Your project will be evaluated based on the following criteria:

  • General: Is the topic original, interesting, and substantial – or is it trite, pedantic, and trivial? How much creativity, initiative, and ambition did the group demonstrate? Is the basic question driving the project worth investigating, or is it obviously answerable without a data-based study?

  • Design: Are the variables chosen appropriately and defined clearly, and is it clear how they were measured/observed? Can the effects of lurking variables be controlled for? Is there sufficient data to make meaningful conclusions?

  • Analysis: Are the chosen analyses appropriate for the variables/relationships under investigation, and are the assumptions underlying these analyses met? Do the analyses involve fitting and interpreting a multiple regression model? Are the analyses carried out correctly? Is there an effective mix of graphical, numerical, and inferential analyses? Did the group make appropriate conclusions from the analyses, and are these conclusions justified?

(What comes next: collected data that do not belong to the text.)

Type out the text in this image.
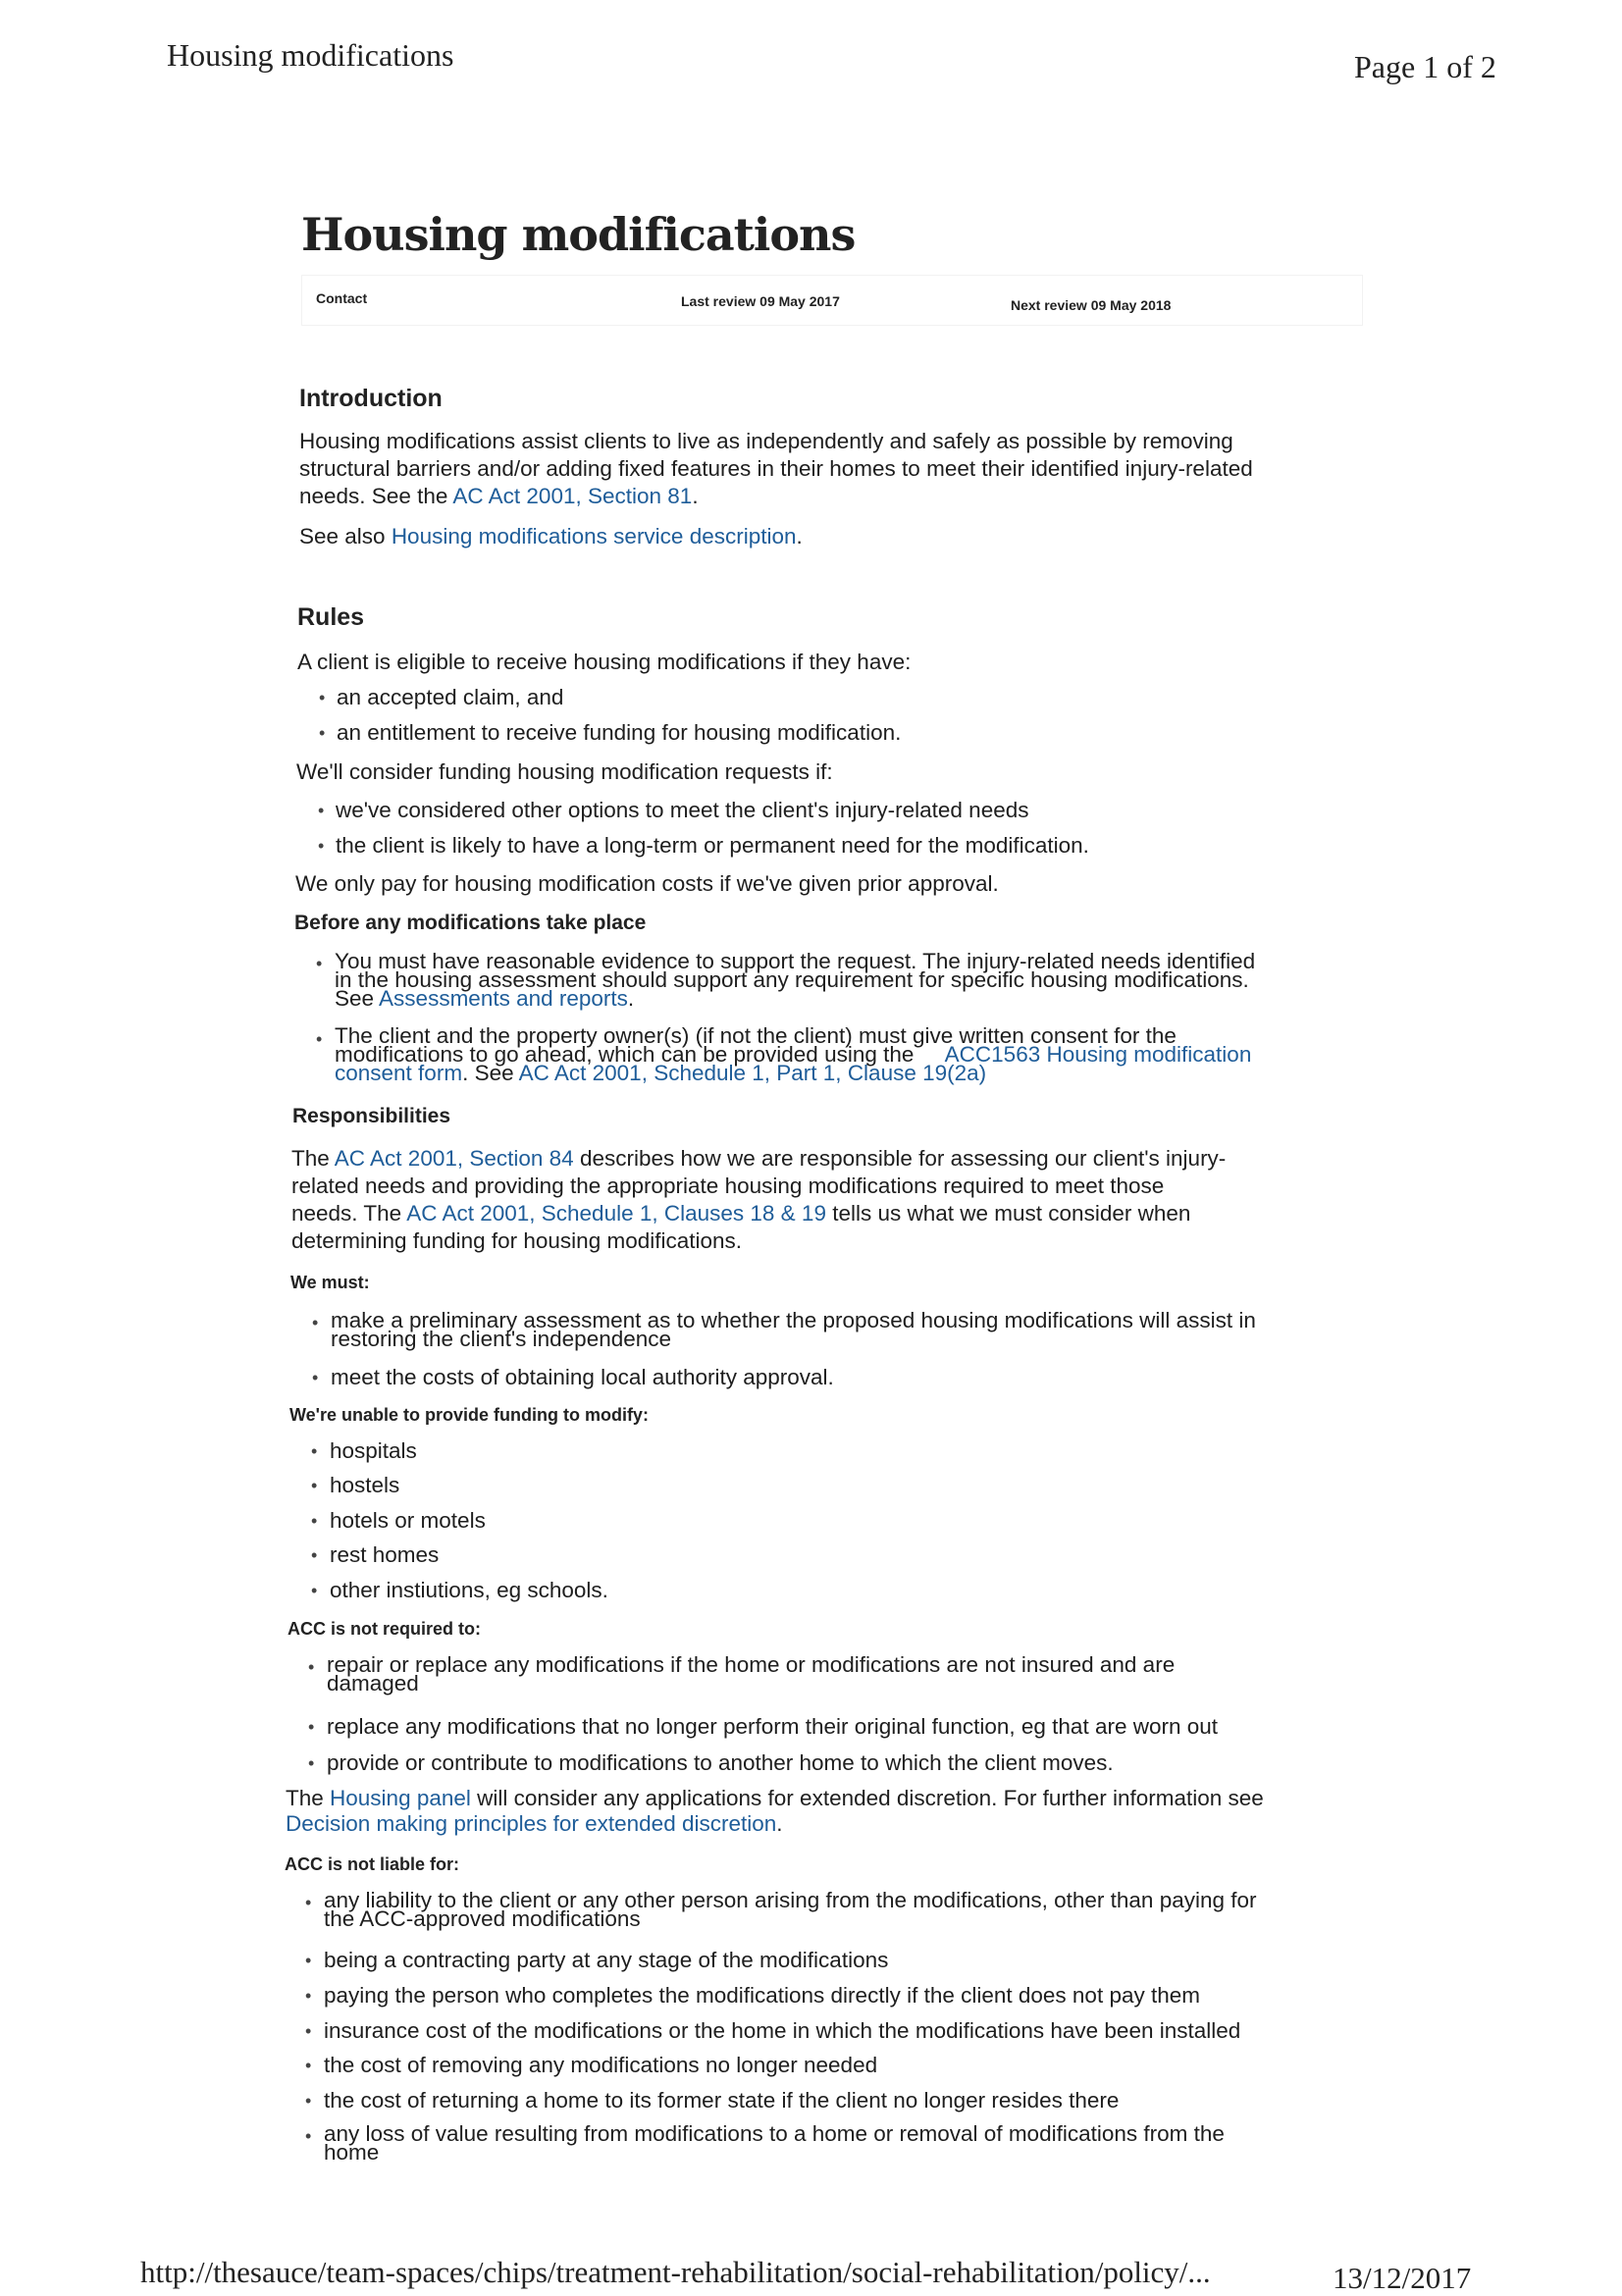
Housing modifications	Page 1 of 2
Housing modifications
Contact	Last review 09 May 2017	Next review 09 May 2018
Introduction
Housing modifications assist clients to live as independently and safely as possible by removing
structural barriers and/or adding fixed features in their homes to meet their identified injury-related
needs. See the AC Act 2001, Section 81.
See also Housing modifications service description.
Rules
A client is eligible to receive housing modifications if they have:
• an accepted claim, and
• an entitlement to receive funding for housing modification.
We'll consider funding housing modification requests if:
• we've considered other options to meet the client's injury-related needs
• the client is likely to have a long-term or permanent need for the modification.
We only pay for housing modification costs if we've given prior approval.
Before any modifications take place
• You must have reasonable evidence to support the request. The injury-related needs identified
in the housing assessment should support any requirement for specific housing modifications.
See Assessments and reports.
• The client and the property owner(s) (if not the client) must give written consent for the
modifications to go ahead, which can be provided using the     ACC1563 Housing modification
consent form. See AC Act 2001, Schedule 1, Part 1, Clause 19(2a)
Responsibilities
The AC Act 2001, Section 84 describes how we are responsible for assessing our client's injury-
related needs and providing the appropriate housing modifications required to meet those
needs. The AC Act 2001, Schedule 1, Clauses 18 & 19 tells us what we must consider when
determining funding for housing modifications.
We must:
• make a preliminary assessment as to whether the proposed housing modifications will assist in
restoring the client's independence
• meet the costs of obtaining local authority approval.
We're unable to provide funding to modify:
• hospitals
• hostels
• hotels or motels
• rest homes
• other instiutions, eg schools.
ACC is not required to:
• repair or replace any modifications if the home or modifications are not insured and are
damaged
• replace any modifications that no longer perform their original function, eg that are worn out
• provide or contribute to modifications to another home to which the client moves.
The Housing panel will consider any applications for extended discretion. For further information see
Decision making principles for extended discretion.
ACC is not liable for:
• any liability to the client or any other person arising from the modifications, other than paying for
the ACC-approved modifications
• being a contracting party at any stage of the modifications
• paying the person who completes the modifications directly if the client does not pay them
• insurance cost of the modifications or the home in which the modifications have been installed
• the cost of removing any modifications no longer needed
• the cost of returning a home to its former state if the client no longer resides there
• any loss of value resulting from modifications to a home or removal of modifications from the
home
http://thesauce/team-spaces/chips/treatment-rehabilitation/social-rehabilitation/policy/...	13/12/2017
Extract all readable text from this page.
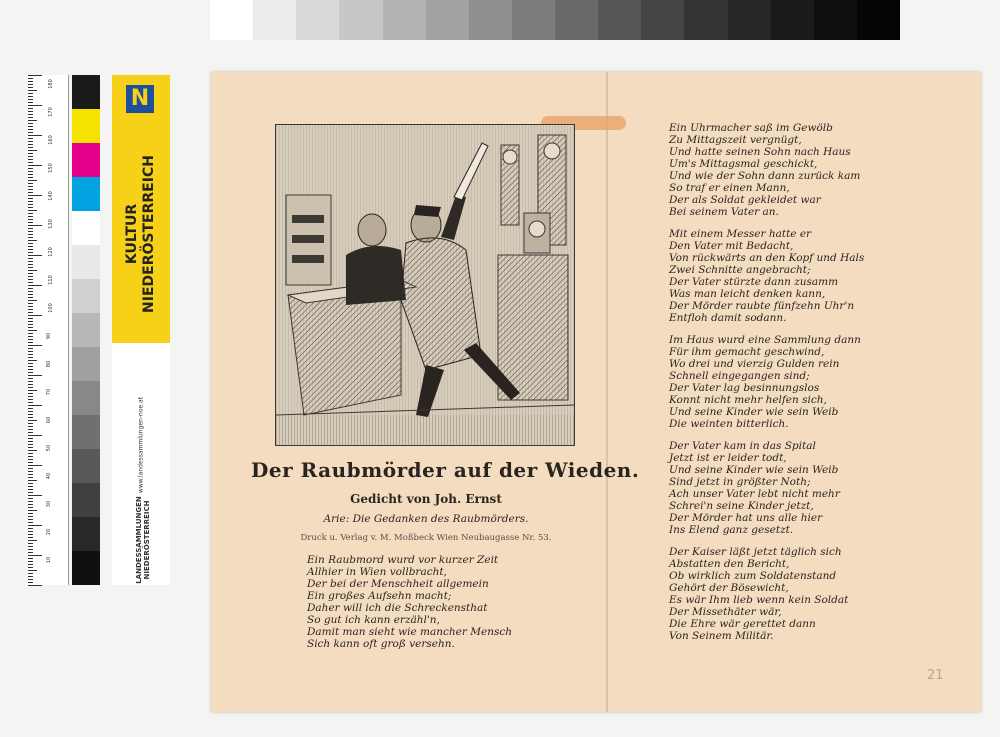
180
170
160
150
140
130
120
110
100
90
80
70
60
50
40
30
20
10
N
KULTUR NIEDERÖSTERREICH
www.landessammlungen-noe.at
LANDESSAMMLUNGEN NIEDERÖSTERREICH
Der Raubmörder auf der Wieden.
Gedicht von Joh. Ernst
Arie: Die Gedanken des Raubmörders.
Druck u. Verlag v. M. Moßbeck Wien Neubaugasse Nr. 53.
Ein Raubmord wurd vor kurzer Zeit
Allhier in Wien vollbracht,
Der bei der Menschheit allgemein
Ein großes Aufsehn macht;
Daher will ich die Schreckensthat
So gut ich kann erzähl'n,
Damit man sieht wie mancher Mensch
Sich kann oft groß versehn.
Ein Uhrmacher saß im Gewölb
Zu Mittagszeit vergnügt,
Und hatte seinen Sohn nach Haus
Um's Mittagsmal geschickt,
Und wie der Sohn dann zurück kam
So traf er einen Mann,
Der als Soldat gekleidet war
Bei seinem Vater an.
Mit einem Messer hatte er
Den Vater mit Bedacht,
Von rückwärts an den Kopf und Hals
Zwei Schnitte angebracht;
Der Vater stürzte dann zusamm
Was man leicht denken kann,
Der Mörder raubte fünfzehn Uhr'n
Entfloh damit sodann.
Im Haus wurd eine Sammlung dann
Für ihm gemacht geschwind,
Wo drei und vierzig Gulden rein
Schnell eingegangen sind;
Der Vater lag besinnungslos
Konnt nicht mehr helfen sich,
Und seine Kinder wie sein Weib
Die weinten bitterlich.
Der Vater kam in das Spital
Jetzt ist er leider todt,
Und seine Kinder wie sein Weib
Sind jetzt in größter Noth;
Ach unser Vater lebt nicht mehr
Schrei'n seine Kinder jetzt,
Der Mörder hat uns alle hier
Ins Elend ganz gesetzt.
Der Kaiser läßt jetzt täglich sich
Abstatten den Bericht,
Ob wirklich zum Soldatenstand
Gehört der Bösewicht,
Es wär Ihm lieb wenn kein Soldat
Der Missethäter wär,
Die Ehre wär gerettet dann
Von Seinem Militär.
21
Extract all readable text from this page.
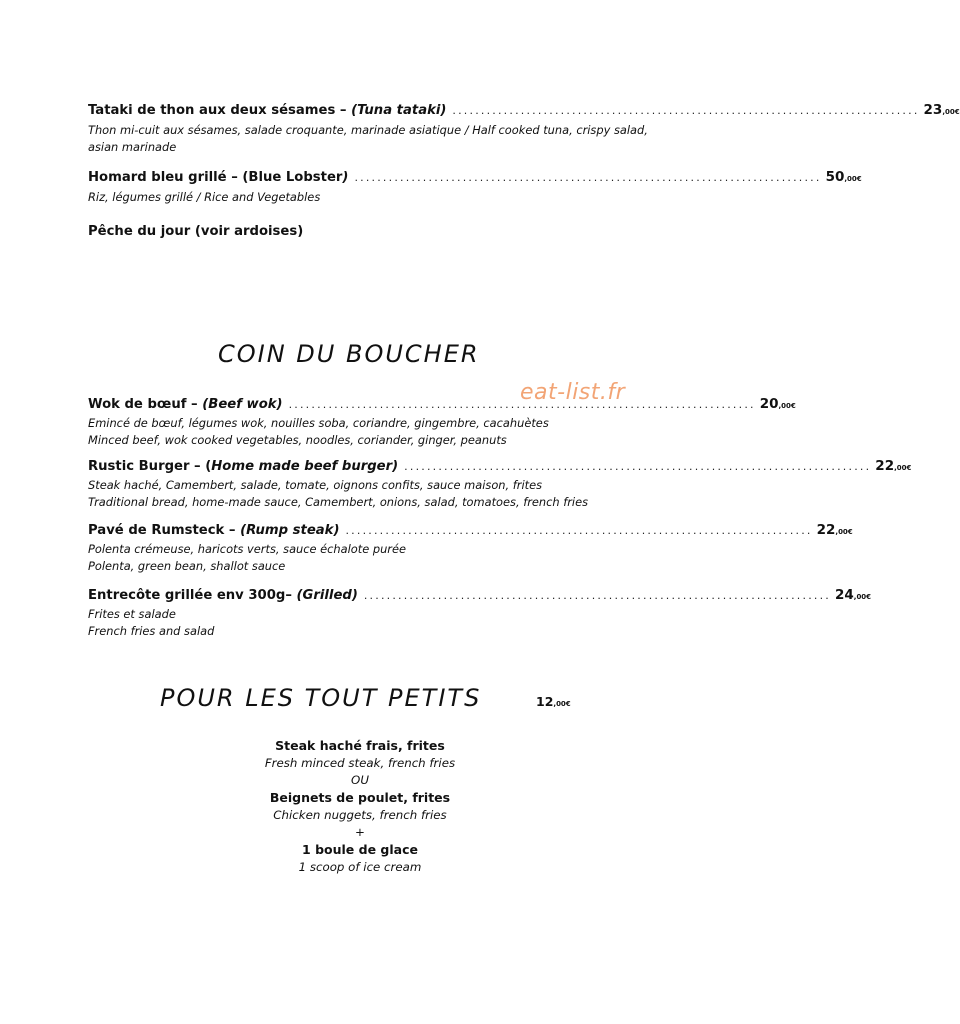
Tataki de thon aux deux sésames – (Tuna tataki) .................................................................................. 23,00€
Thon mi-cuit aux sésames, salade croquante, marinade asiatique / Half cooked tuna, crispy salad, asian marinade
Homard bleu grillé – (Blue Lobster) .................................................................................. 50,00€
Riz, légumes grillé / Rice and Vegetables
Pêche du jour (voir ardoises)
COIN DU BOUCHER
eat-list.fr
Wok de bœuf – (Beef wok) .................................................................................. 20,00€
Emincé de bœuf, légumes wok, nouilles soba, coriandre, gingembre, cacahuètes
Minced beef, wok cooked vegetables, noodles, coriander, ginger, peanuts
Rustic Burger – (Home made beef burger) .................................................................................. 22,00€
Steak haché, Camembert, salade, tomate, oignons confits, sauce maison, frites
Traditional bread, home-made sauce, Camembert, onions, salad, tomatoes, french fries
Pavé de Rumsteck – (Rump steak) .................................................................................. 22,00€
Polenta crémeuse, haricots verts, sauce échalote purée
Polenta, green bean, shallot sauce
Entrecôte grillée env 300g– (Grilled) .................................................................................. 24,00€
Frites et salade
French fries and salad
POUR LES TOUT PETITS	12,00€
Steak haché frais, frites
Fresh minced steak, french fries
OU
Beignets de poulet, frites
Chicken nuggets, french fries
+
1 boule de glace
1 scoop of ice cream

  • Technical Report: How effectively does the written report communicate the goals, procedures, and results of the study? Are the claims adequately supported? How well is the report structured and organized? Does the writing style enhance what the group is trying to communicate? How well is the report edited? Are the statistical claims justified? Are text and analyses effectively interwoven in the technical report? Clear writing, correct spelling, and good grammar are important.

  • Oral Presentation: How effectively does the oral presentation communicate the goals, procedures, and results of the study? Do the slides help to illustrate the points being made by the speaker without distracting the audience? Do the presenters seem to be well-rehearsed? Did they properly budget their time? Does she appear to be confident in what she is saying? Are her arguments persuasive?

Undergraduate Statistics Project Competition

If you are interested, you can submit your project to the Undergraduate Statistics Project Competition, or USPROC. For this course, you would submit to the Undergraduate Class Project Competition (USCLAP), in the “first course in statistics” category. I’d be happy to chat with you about how strong a submission you might have.